Zijp-Zuidema C, Van Baarsen B, Tanja-Harfterkamp A, Jochemsen H. De rol van de huisarts in de zorgverlening rond abortus provocatus. Een kwalitatief onderzoek. Huisarts Wet 2007;50(9):405-9.
Doel Wij wilden inzicht krijgen in de wijzen waarop huisartsen psychische klachten na een abortus provocatus weten te voorkomen, ofwel hoe zij zulke klachten onderkennen en behandelen. Tevens wilden wij achterhalen in hoeverre deze zorg voor verbetering vatbaar is.
Opzet Een kwalitatief onderzoek door middel van twaalf semigestructureerde open interviews.

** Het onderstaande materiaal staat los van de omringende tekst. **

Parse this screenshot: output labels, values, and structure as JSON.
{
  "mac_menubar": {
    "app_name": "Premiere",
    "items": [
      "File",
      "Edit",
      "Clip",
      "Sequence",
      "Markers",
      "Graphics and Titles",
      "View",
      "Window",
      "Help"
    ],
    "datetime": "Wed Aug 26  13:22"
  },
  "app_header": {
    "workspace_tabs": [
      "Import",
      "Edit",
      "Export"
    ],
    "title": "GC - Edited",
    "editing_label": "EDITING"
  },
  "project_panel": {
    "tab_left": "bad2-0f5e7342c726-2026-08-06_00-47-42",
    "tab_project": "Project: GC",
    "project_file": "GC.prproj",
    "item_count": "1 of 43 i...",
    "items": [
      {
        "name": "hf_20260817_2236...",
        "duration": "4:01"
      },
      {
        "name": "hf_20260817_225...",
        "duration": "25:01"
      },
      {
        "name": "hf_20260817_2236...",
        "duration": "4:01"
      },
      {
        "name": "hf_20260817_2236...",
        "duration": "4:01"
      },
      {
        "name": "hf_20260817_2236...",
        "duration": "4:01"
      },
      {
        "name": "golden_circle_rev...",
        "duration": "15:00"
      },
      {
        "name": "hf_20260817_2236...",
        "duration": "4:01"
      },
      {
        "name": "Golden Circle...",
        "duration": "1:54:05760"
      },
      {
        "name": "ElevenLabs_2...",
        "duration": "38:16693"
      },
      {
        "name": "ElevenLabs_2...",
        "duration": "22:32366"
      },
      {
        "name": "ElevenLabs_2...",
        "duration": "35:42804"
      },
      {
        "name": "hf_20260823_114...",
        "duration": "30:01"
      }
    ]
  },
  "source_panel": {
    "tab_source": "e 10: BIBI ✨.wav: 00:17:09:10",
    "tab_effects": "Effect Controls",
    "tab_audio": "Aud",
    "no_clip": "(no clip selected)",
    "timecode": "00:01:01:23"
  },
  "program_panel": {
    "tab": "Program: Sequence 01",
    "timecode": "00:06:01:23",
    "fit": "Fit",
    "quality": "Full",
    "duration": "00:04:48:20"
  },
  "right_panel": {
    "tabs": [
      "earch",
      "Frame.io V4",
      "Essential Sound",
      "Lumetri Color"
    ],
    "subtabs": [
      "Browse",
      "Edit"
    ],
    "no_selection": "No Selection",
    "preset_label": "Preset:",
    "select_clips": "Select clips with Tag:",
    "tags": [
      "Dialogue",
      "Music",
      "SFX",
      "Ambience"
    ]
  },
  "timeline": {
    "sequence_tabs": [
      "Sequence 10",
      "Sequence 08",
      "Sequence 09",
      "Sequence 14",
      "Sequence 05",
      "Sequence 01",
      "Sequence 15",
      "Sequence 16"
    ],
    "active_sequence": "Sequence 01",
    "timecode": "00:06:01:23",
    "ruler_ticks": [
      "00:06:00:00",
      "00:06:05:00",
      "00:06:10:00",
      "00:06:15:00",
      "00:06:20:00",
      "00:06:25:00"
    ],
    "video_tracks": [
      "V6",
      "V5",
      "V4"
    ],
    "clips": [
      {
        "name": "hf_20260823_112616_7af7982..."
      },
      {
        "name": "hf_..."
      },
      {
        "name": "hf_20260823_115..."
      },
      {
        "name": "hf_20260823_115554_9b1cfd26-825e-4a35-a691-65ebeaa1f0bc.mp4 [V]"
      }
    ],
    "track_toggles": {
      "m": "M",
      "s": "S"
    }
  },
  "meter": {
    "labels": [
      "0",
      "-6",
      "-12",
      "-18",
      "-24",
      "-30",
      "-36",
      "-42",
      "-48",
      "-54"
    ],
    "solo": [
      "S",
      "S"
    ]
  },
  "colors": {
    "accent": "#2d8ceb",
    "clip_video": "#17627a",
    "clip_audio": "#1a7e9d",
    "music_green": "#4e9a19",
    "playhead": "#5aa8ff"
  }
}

Methode Bij de selectie van huisartsen hebben wij rekening gehouden met geslacht en regio. In totaal selecteerden wij 42 huisartsen uit drie steden (Amsterdam, Zwolle en Oss) en hun nabije omgeving (Wormerveer, Hasselt, Hattem, Wijchen en Uden); van hen stemden er 12 (6 vrouwen, 6 mannen) in met een interview. Wij ondervroegen hen over diverse thema’s: hoe zij de reacties van de vrouw herkennen, hoe zij omgaan met een verzoek om abortus en wat de motieven zijn voor hun handelen. Wij hebben de interviews volledig uitgetypt en vervolgens geanalyseerd aan de hand van de analysestappen die zijn beschreven door Baarda et al.9
Resultaten Na een abortus kunnen allerlei psychische reacties optreden: opluchting, maar ook verdriet, schuld, spijt of verdringing. De meeste geïnterviewde huisartsen kwamen in hun praktijk slechts een enkele van deze reacties tegen. Meestal toetsen zij de keuze voor een abortus aan diverse criteria, zoals de leeftijd van de vrouw, in hoeverre haar keuze vrijwillig is en of zij sociale steun geniet. Het initiatief in het contact tussen arts en patiënt ligt in veel opzichten bij de vrouw. Informatie over alternatieven voor de abortus of over de status van de vrucht geven de meeste huisartsen alleen als de vrouw daarom vraagt. De leeftijd, houding en culturele achtergrond van de vrouw bepalen mede de vorm waarin zij de hulpvraag giet, en daarmee de betrokkenheid van de arts bij de besluitvorming. De opvattingen van de arts over de autonomie van de vrouw, over abortus en over de eigen professionele rol spelen een grote rol in diens handelen.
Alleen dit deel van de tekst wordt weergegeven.